# oc version oc v3.5.5.19 # etcdctl --version etcdctl version: 3.1.9 API version: 2 etcd is running with debug logging. The logs are highly rate limitted. (95% of all logs are dropped). In the logs we have we can see that 1 apiserver called GET on `/v2/keys/kubernetes.io/events?recursive=true&wait=true&waitIndex=[0-9]*` 7 times per second. Another apiserver was seen requesting the same key 30 times per second. Extrapolate out based on the number of lost logs that's 117/sec from the one apiserver and 501/sec from the other. There is another oddity on these requests. As an example we see in the logs that 1 apiserver did a GET on: /v2/keys/kubernetes.io/events?recursive=true&wait=true&waitIndex=658036126 four times! With the SAME waitIndex.
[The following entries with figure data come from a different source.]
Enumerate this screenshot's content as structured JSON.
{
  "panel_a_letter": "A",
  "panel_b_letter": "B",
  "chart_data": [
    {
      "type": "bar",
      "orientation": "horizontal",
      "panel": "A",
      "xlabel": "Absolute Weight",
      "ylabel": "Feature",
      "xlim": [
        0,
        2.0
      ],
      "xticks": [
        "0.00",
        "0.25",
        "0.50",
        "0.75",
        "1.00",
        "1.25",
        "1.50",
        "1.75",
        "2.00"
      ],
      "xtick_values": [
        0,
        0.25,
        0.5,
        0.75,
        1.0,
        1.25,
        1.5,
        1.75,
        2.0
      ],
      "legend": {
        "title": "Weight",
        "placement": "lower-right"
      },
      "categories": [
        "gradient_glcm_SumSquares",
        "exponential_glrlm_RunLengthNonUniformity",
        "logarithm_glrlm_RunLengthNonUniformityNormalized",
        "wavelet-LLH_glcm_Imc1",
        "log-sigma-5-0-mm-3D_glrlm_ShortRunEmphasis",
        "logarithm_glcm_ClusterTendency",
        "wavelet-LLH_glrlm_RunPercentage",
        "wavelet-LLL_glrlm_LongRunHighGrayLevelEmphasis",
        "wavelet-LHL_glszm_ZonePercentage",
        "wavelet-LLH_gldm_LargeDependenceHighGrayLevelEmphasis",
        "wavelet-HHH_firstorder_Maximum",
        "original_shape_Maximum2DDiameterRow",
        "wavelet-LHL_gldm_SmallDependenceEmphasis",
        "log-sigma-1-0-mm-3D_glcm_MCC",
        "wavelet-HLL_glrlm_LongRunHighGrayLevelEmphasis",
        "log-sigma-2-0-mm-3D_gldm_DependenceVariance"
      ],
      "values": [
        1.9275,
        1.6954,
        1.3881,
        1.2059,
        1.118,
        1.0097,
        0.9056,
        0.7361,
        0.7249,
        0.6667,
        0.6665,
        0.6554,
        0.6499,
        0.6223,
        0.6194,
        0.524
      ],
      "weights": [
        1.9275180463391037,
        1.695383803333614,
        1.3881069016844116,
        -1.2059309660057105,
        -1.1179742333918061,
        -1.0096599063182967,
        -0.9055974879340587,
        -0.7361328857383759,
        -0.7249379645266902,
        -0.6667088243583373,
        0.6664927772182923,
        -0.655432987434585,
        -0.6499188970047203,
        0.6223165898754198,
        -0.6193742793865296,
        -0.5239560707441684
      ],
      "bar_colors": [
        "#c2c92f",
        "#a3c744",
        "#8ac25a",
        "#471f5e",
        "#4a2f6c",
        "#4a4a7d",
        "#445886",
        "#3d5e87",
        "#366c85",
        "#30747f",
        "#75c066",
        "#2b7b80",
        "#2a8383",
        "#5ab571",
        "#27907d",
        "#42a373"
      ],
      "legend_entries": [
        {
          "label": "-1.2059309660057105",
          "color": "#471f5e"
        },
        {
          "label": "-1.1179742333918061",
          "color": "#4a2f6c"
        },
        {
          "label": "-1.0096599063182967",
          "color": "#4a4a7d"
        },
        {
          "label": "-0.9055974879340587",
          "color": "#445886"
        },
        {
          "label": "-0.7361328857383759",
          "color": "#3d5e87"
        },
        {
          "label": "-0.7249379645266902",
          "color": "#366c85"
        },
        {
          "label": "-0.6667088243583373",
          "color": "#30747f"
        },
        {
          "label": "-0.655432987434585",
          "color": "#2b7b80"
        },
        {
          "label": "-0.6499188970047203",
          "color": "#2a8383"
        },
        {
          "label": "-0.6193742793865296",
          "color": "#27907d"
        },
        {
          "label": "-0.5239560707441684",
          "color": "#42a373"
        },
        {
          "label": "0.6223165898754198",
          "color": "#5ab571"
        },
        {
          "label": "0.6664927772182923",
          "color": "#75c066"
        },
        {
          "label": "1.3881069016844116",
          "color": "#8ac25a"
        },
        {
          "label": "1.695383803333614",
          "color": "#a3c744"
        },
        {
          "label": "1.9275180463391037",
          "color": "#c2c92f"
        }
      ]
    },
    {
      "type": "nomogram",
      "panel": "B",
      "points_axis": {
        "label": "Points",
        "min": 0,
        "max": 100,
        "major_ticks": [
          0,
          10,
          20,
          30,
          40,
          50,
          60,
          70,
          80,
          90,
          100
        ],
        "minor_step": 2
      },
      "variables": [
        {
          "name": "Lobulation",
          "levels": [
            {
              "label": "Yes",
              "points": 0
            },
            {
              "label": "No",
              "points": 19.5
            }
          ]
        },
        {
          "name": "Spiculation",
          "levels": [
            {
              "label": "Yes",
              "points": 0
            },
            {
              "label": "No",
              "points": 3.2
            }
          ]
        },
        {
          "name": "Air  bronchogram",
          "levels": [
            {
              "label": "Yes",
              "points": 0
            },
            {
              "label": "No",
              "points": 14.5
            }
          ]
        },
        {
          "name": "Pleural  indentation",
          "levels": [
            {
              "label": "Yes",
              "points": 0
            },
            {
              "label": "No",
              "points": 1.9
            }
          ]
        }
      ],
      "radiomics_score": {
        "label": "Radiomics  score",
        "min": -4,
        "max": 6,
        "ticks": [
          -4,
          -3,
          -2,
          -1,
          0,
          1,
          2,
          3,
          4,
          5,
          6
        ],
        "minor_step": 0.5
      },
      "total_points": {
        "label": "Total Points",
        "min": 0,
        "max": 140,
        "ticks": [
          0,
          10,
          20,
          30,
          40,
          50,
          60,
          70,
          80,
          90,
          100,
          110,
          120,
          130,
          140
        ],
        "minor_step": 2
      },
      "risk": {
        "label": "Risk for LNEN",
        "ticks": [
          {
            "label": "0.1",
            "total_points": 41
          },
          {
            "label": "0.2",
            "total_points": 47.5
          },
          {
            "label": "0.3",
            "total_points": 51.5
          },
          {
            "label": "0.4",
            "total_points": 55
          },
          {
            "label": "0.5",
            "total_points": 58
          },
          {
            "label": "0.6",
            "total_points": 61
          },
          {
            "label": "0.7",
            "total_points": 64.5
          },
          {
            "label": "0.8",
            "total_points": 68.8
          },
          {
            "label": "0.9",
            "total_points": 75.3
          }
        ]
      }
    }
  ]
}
Because these requests were so temporally local it's doubtful the same extrapolation applies. That's just an example, but there were hundreds of times the same apiserver GET the same events at the same waitIndex. Sometimes 4 times, sometimes 3, sometimes 2, sometimes 1. But something is calling GET a LOT. How can I figure out what is watching all events like this and find a way to calm it down?
Created attachment 1291284 [details] journalctl -u atomic-openshift-master-api | grep '/events' | grep GET | grep -v namespaces Logs trying to see who is hitting the apiserver looking for all events
Tranferring to Dan while I'm out. Adding Derek in case he has likely culprits in mind.
Just a quick update here. There seem to be two problems I'm chasing: 1. Reflector-driven controller watches are being reset every 30s rather than every 5-10m, possibly due to external factors (e.g. ELB) which I'm still investigating. 2. During the watch resets (1), the `events` watch established by the un-idling controller appears to be retried immediately many times before settling. Understanding more about (2) also reveals the un-idling controller is probably fetching and caching far more `event` resources than it needs to operate. That said, (1) still seems like a behavior that needs explained ASAP. Looking forward, it's too soon to say what the best way forward with the un-idling controller is in the short term.
Upon further inspection, the massive amount of GETs seems to simply be the result of the unidling controller's reflector watch on the events resource: events are generated constantly, resulting in the reflector issuing new GETs to fetch each new record in turn. There are likely some unidentified cascading effects here or some reflector behavior which might explain the duplicate resourceVersion issues. It's also possible that the etcd history limit interplays with bogged down event processing, requiring re-lists to establish a new watch resourceversion. However, I have no evidence of that yet. In the meantime, it might be more fruitful to refactor the unidling controller to stop using event list/watches entirely.
https://github.com/openshift/origin/issues/15079 opened to track refactoring the unidling mechanism.
closing bug, we can push the refactor in the issue.